The German automotive sector is also doing not too badly, especially against the background of the barely breathing industry – production increased by 1.7% year-on-year. As much as 40% of car production plants in Europe are located in Germany and France. For now, the condition of this sector raises the stakes between Europe’s two largest economies.

Germany-Austria and domestic rates in Germany

The effect of the German toll increase was also visible on the route with Austria. The contract rates on the route from Duisburg to Vienna was 10.6% more expensive compared to the previous quarter (EUR 1,582). The spot rate to Vienna, as well as both spot and contract, to Duisburg, were down on the previous quarter.

It is worth adding that TI analysts also took a look at domestic rates in Germany to see the effect of the increases introduced in September. It was instant.

In December 2023, contract prices increased by the most in 15 months – by 8.3 points month to month. For comparison, the spot index increased by only 1.9 points in this period.

Waiting for demand to rebound

TI analysts forecast that an increase in contract rates should be expected on routes to and from Germany in 2024, primarily due to the higher level of road tolls. On export routes from Germany, you can already see that the rates exceed the spot ones.

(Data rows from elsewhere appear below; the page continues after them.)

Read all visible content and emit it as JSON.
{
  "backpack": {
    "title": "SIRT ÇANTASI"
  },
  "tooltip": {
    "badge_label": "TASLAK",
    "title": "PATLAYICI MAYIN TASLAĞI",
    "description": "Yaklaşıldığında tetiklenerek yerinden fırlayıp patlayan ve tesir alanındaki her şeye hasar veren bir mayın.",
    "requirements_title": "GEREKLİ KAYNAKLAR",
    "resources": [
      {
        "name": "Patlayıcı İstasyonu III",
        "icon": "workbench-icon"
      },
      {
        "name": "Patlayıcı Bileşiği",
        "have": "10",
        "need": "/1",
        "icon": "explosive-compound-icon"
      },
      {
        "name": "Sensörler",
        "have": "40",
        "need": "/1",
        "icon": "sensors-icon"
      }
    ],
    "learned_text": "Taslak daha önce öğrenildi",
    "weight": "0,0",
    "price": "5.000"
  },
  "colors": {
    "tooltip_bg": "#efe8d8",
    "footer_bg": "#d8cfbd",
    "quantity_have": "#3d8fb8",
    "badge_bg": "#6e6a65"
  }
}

On the spot market, carriers are facing hard times. High demand puts them under pressure with rising costs (besides the road tolls). This will lead to further declines in already low margins. In the long run, higher rates regardless of demand will have to become the norm. Otherwise, many carriers will not survive.

“We will see increases in rates, but they will not be very large because after all, the demand is low,” warns Thomas Larrieu, CEO at Upply.

He adds that this year is unlikely to bring a dynamic increase in demand. If this happens, it will be most likely in the last quarter of the year.

Nathan Donaldson, an analyst at Transport Intelligence, says something similar.

“We do not expect further significant declines in rates, but we also do not expect significant increases,” he says.